Le Grand Prix de Liège, dans sa version deux étoiles avait des accents plutôt féminins ce dimanche. En tout cas en ce qui concerne le barrage. 8 qualifiés. 7 femmes. Prêts à en découdre sans faire de quartier.
La dolce vitesse
La musique du barrage s’ouvre sur des accents transalpins. Luccia Le Jeune Vizzini, impeccable, dégaine un chrono carré comme un double expresso : 38.38 avec Goss Darsouil MF (Vigo d’Arsouilles x Jarnac). Pas de faute, pas de bavure, un tour cousu main. Façon Gucci ou Versace.

Mais pas de quartier entre Italiennes. Derrière, Matilde Gorgia Bianchi déboule avec Rr Carcom (Cornet du Lys x Cardento 933). Elle coupe tout, saute les plantes, et claque un 38.11.

Potter, magie et chrono supersonique
Et puis, d’un coup de baguette magique, Zoe Potter fait des merveilles avec Cornet’s Ghost (Cornet Obolensky x Balou du Rouet). Le nom n’invente rien : Ghost vole.
La Britannique trace un parcours façon Poudlard Express. 37.31.
Le public comprend : la fête italienne vient de se faire ensorceler. Dans la régie, on prépare déjà le God Save the King.

Less is More, la locale de l’étape
Et puis reste Émilie Evrard, dernière à s’élancer, en selle sur Less is More Chavannaise (Asca Z x Jenson van ‘T Meulenhof), née à la maison, à moins de 50 kilomètres de là.
Une histoire comme on en rêve dans le sport belge : un cheval du cru, une famille soudée, une cavalière qui monte “sa” jument depuis toujours.


“Depuis le premier parcours que j’ai fait avec elle, j’ai toujours dit à papa qu’elle avait quelque chose de spécial”, souffle Émilie, encore émue.
Huit ans, les yeux pleins d’étincelles, la jument s’élance. Les virages ? À plat.
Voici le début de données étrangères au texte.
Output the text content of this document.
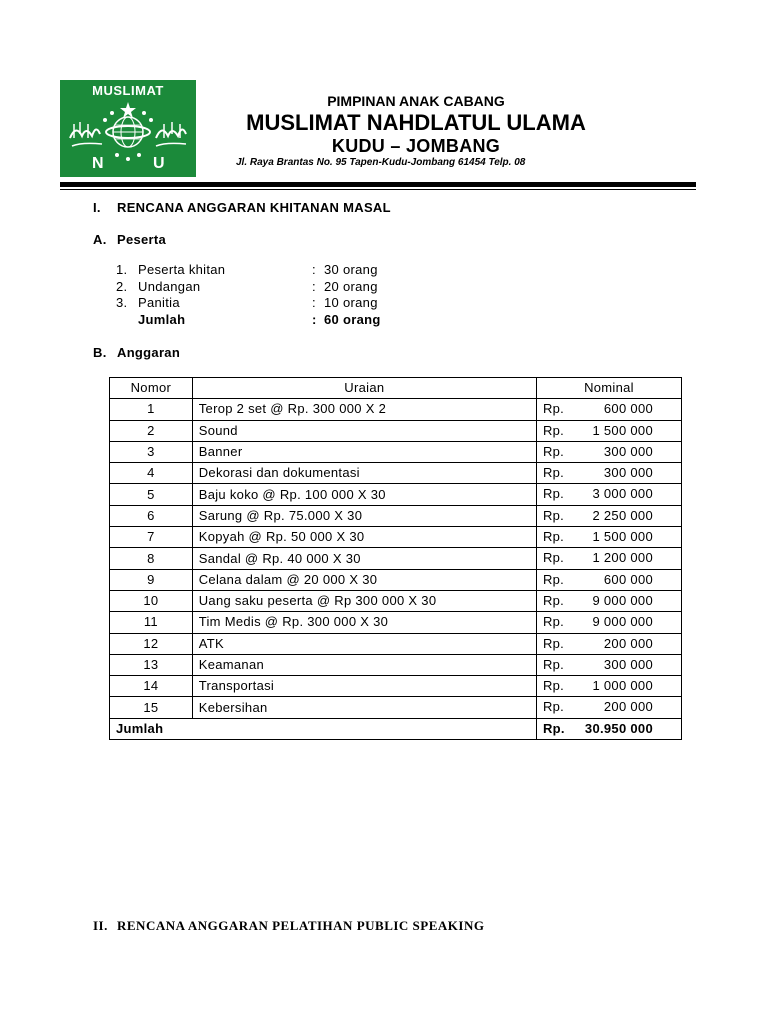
MUSLIMAT
N	U
PIMPINAN ANAK CABANG
MUSLIMAT NAHDLATUL ULAMA
KUDU – JOMBANG
Jl. Raya Brantas No. 95 Tapen-Kudu-Jombang 61454 Telp. 08
I. RENCANA ANGGARAN KHITANAN MASAL
A. Peserta
1. Peserta khitan	: 30 orang
2. Undangan	: 20 orang
3. Panitia	: 10 orang
Jumlah	: 60 orang
B. Anggaran
Nomor	Uraian	Nominal
1	Terop 2 set @ Rp. 300 000 X 2	Rp. 600 000

2	Sound	Rp. 1 500 000

3	Banner	Rp. 300 000

4	Dekorasi dan dokumentasi	Rp. 300 000

5	Baju koko @ Rp. 100 000 X 30	Rp. 3 000 000

6	Sarung @ Rp. 75.000 X 30	Rp. 2 250 000

7	Kopyah @ Rp. 50 000 X 30	Rp. 1 500 000

8	Sandal @ Rp. 40 000 X 30	Rp. 1 200 000

9	Celana dalam @ 20 000 X 30	Rp. 600 000

10	Uang saku peserta @ Rp 300 000 X 30	Rp. 9 000 000

11	Tim Medis @ Rp. 300 000 X 30	Rp. 9 000 000

12	ATK	Rp. 200 000

13	Keamanan	Rp. 300 000

14	Transportasi	Rp. 1 000 000

15	Kebersihan	Rp. 200 000

Jumlah		Rp. 30.950 000
II. RENCANA ANGGARAN PELATIHAN PUBLIC SPEAKING
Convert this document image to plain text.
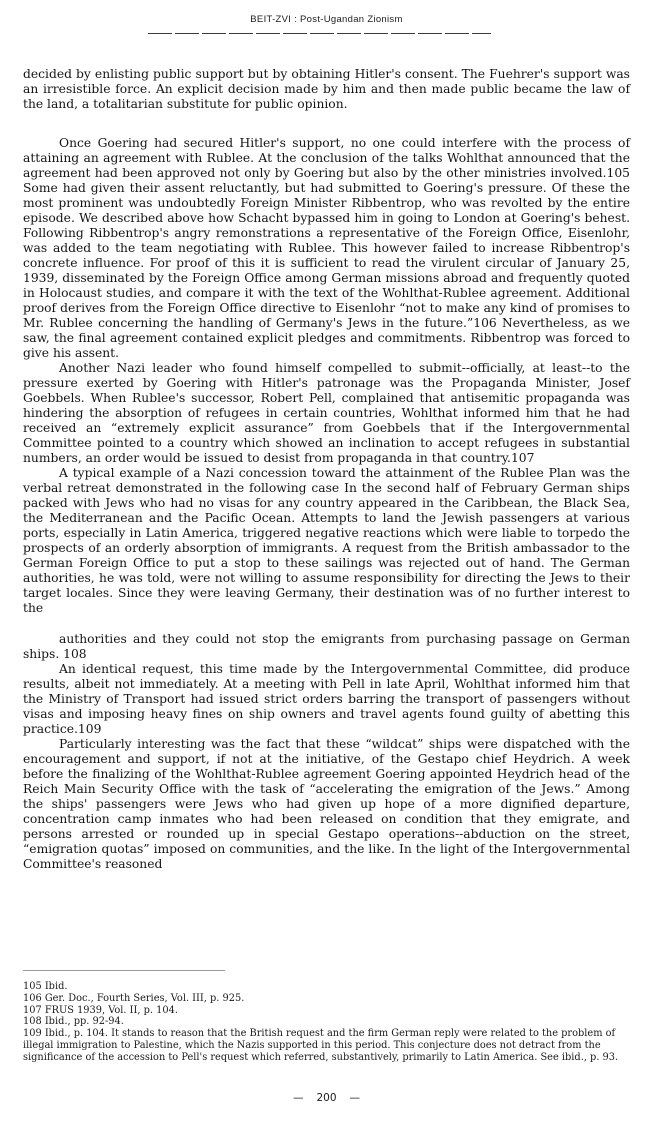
BEIT-ZVI : Post-Ugandan Zionism

decided by enlisting public support but by obtaining Hitler's consent. The Fuehrer's support was an irresistible force. An explicit decision made by him and then made public became the law of the land, a totalitarian substitute for public opinion.

Once Goering had secured Hitler's support, no one could interfere with the process of attaining an agreement with Rublee. At the conclusion of the talks Wohlthat announced that the agreement had been approved not only by Goering but also by the other ministries involved.105 Some had given their assent reluctantly, but had submitted to Goering's pressure. Of these the most prominent was undoubtedly Foreign Minister Ribbentrop, who was revolted by the entire episode. We described above how Schacht bypassed him in going to London at Goering's behest. Following Ribbentrop's angry remonstrations a representative of the Foreign Office, Eisenlohr, was added to the team negotiating with Rublee. This however failed to increase Ribbentrop's concrete influence. For proof of this it is sufficient to read the virulent circular of January 25, 1939, disseminated by the Foreign Office among German missions abroad and frequently quoted in Holocaust studies, and compare it with the text of the Wohlthat-Rublee agreement. Additional proof derives from the Foreign Office directive to Eisenlohr “not to make any kind of promises to Mr. Rublee concerning the handling of Germany's Jews in the future.”106 Nevertheless, as we saw, the final agreement contained explicit pledges and commitments. Ribbentrop was forced to give his assent.

Another Nazi leader who found himself compelled to submit--officially, at least--to the pressure exerted by Goering with Hitler's patronage was the Propaganda Minister, Josef Goebbels. When Rublee's successor, Robert Pell, complained that antisemitic propaganda was hindering the absorption of refugees in certain countries, Wohlthat informed him that he had received an “extremely explicit assurance” from Goebbels that if the Intergovernmental Committee pointed to a country which showed an inclination to accept refugees in substantial numbers, an order would be issued to desist from propaganda in that country.107

A typical example of a Nazi concession toward the attainment of the Rublee Plan was the verbal retreat demonstrated in the following case In the second half of February German ships packed with Jews who had no visas for any country appeared in the Caribbean, the Black Sea, the Mediterranean and the Pacific Ocean. Attempts to land the Jewish passengers at various ports, especially in Latin America, triggered negative reactions which were liable to torpedo the prospects of an orderly absorption of immigrants. A request from the British ambassador to the German Foreign Office to put a stop to these sailings was rejected out of hand. The German authorities, he was told, were not willing to assume responsibility for directing the Jews to their target locales. Since they were leaving Germany, their destination was of no further interest to the

authorities and they could not stop the emigrants from purchasing passage on German ships. 108

An identical request, this time made by the Intergovernmental Committee, did produce results, albeit not immediately. At a meeting with Pell in late April, Wohlthat informed him that the Ministry of Transport had issued strict orders barring the transport of passengers without visas and imposing heavy fines on ship owners and travel agents found guilty of abetting this practice.109

Particularly interesting was the fact that these “wildcat” ships were dispatched with the encouragement and support, if not at the initiative, of the Gestapo chief Heydrich. A week before the finalizing of the Wohlthat-Rublee agreement Goering appointed Heydrich head of the Reich Main Security Office with the task of “accelerating the emigration of the Jews.” Among the ships' passengers were Jews who had given up hope of a more dignified departure, concentration camp inmates who had been released on condition that they emigrate, and persons arrested or rounded up in special Gestapo operations--abduction on the street, “emigration quotas” imposed on communities, and the like. In the light of the Intergovernmental Committee's reasoned

105 Ibid.

106 Ger. Doc., Fourth Series, Vol. III, p. 925.

107 FRUS 1939, Vol. II, p. 104.

108 Ibid., pp. 92-94.

109 Ibid., p. 104. It stands to reason that the British request and the firm German reply were related to the problem of illegal immigration to Palestine, which the Nazis supported in this period. This conjecture does not detract from the significance of the accession to Pell's request which referred, substantively, primarily to Latin America. See ibid., p. 93.

— 200 —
Less is More ne fait pas une foulée en trop. Un barrage design, digne de Mies van der Rohe. C’est clair, c’est net.
Dernier oxer. 34.58. Les vannes lacrymales de la famille Evrard peuvent s’ouvrir.

Pleurs, joie, famille
“C’est la consécration de tout ce qu’elle nous a déjà donné. Elle n’a que huit ans…” dit Émilie, les mots hachés par l’émotion.
Au paddock, sa sœur Elise, vétérinaire et complice de tous les jours, participe à la scène, tremblante, les yeux humides.
“Elles sont incroyables toutes les deux. Ce duo ne cessera jamais de nous impressionner. À chaque grand rendez-vous, elles sont là.”
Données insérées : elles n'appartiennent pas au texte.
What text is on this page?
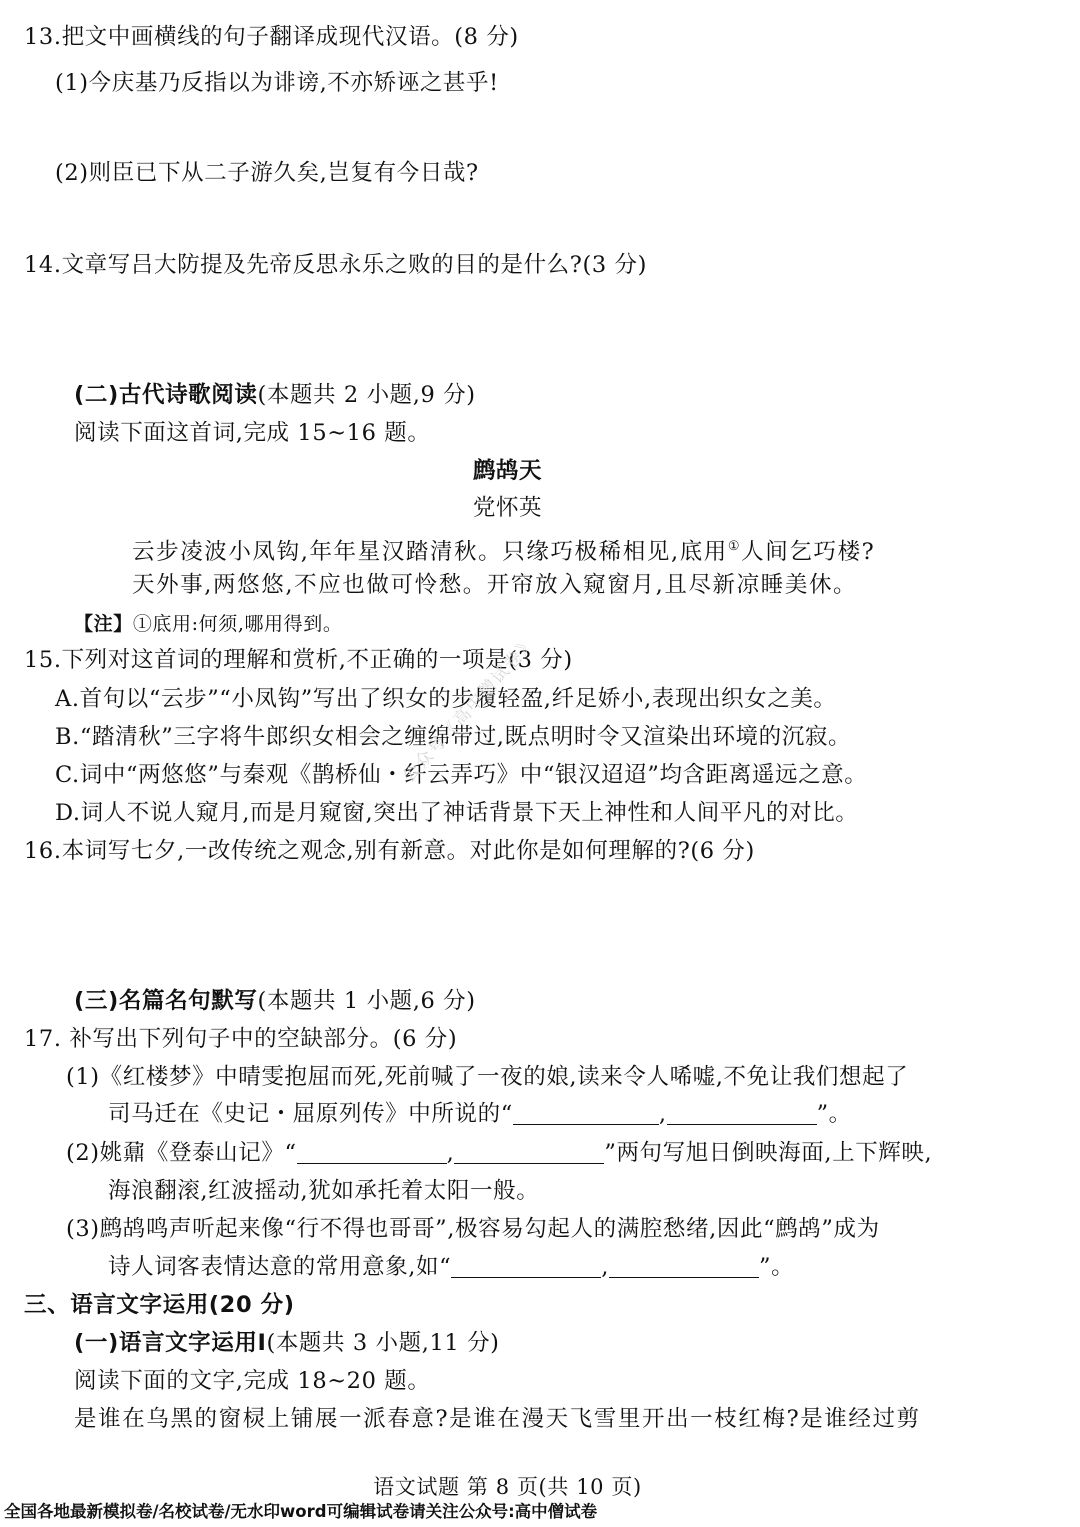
13.把文中画横线的句子翻译成现代汉语。(8 分)
(1)今庆基乃反指以为诽谤,不亦矫诬之甚乎!
(2)则臣已下从二子游久矣,岂复有今日哉?
14.文章写吕大防提及先帝反思永乐之败的目的是什么?(3 分)
(二)古代诗歌阅读(本题共 2 小题,9 分)
阅读下面这首词,完成 15~16 题。
鹧鸪天
党怀英
云步凌波小凤钩,年年星汉踏清秋。只缘巧极稀相见,底用①人间乞巧楼?
天外事,两悠悠,不应也做可怜愁。开帘放入窥窗月,且尽新凉睡美休。
【注】①底用:何须,哪用得到。
15.下列对这首词的理解和赏析,不正确的一项是(3 分)
A.首句以“云步”“小凤钩”写出了织女的步履轻盈,纤足娇小,表现出织女之美。
B.“踏清秋”三字将牛郎织女相会之缠绵带过,既点明时令又渲染出环境的沉寂。
C.词中“两悠悠”与秦观《鹊桥仙・纤云弄巧》中“银汉迢迢”均含距离遥远之意。
D.词人不说人窥月,而是月窥窗,突出了神话背景下天上神性和人间平凡的对比。
16.本词写七夕,一改传统之观念,别有新意。对此你是如何理解的?(6 分)
(三)名篇名句默写(本题共 1 小题,6 分)
17. 补写出下列句子中的空缺部分。(6 分)
(1)《红楼梦》中晴雯抱屈而死,死前喊了一夜的娘,读来令人唏嘘,不免让我们想起了
司马迁在《史记・屈原列传》中所说的“	,	”。
(2)姚鼐《登泰山记》“	,	”两句写旭日倒映海面,上下辉映,
海浪翻滚,红波摇动,犹如承托着太阳一般。
(3)鹧鸪鸣声听起来像“行不得也哥哥”,极容易勾起人的满腔愁绪,因此“鹧鸪”成为
诗人词客表情达意的常用意象,如“	,	”。
三、语言文字运用(20 分)
(一)语言文字运用Ⅰ(本题共 3 小题,11 分)
阅读下面的文字,完成 18~20 题。
是谁在乌黑的窗棂上铺展一派春意?是谁在漫天飞雪里开出一枝红梅?是谁经过剪
语文试题 第 8 页(共 10 页)
全国各地最新模拟卷/名校试卷/无水印word可编辑试卷请关注公众号:高中僧试卷
公众号《高中僧试卷》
L’élevage Chavannaise, c’est une entreprise de famille. Papa (Yvan), les filles, les poulains. Quinze naissances par an, du travail, des rires, parfois des engueulades, souvent des miracles.
“On essaie maintenant d’élever moins, mais mieux. Avec des juments vraiment hors normes.”
L’avenir selon Émilie
Une victoire pareille, ça ouvre forcément des portes, et quelques questions.
Pour Émilie, l’avenir de Less is More se jouera avec le cœur… mais aussi avec raison.

“Elle a tout pour devenir un cheval de Grand Prix. J’espère la revoir, peut-être plus avec moi, mais dans des cinq étoiles où elle pourra briller comme elle le mérite.”
Une phrase douce-amère, parce qu’elle sait que les chevaux exceptionnels finissent souvent par changer de main.
“Ce serait égoïste de la garder si ça devait l’empêcher de faire du très haut niveau. Elle mérite sa chance.”

Juste la foi tranquille d’une cavalière qui connaît sa jument par cœur et qui veut le meilleur pour elle.
Et quoi qu’il arrive, Less is More Chavannaise restera “de la maison”, une des plus belles cartes de visite que puisse rêver un élevage familial.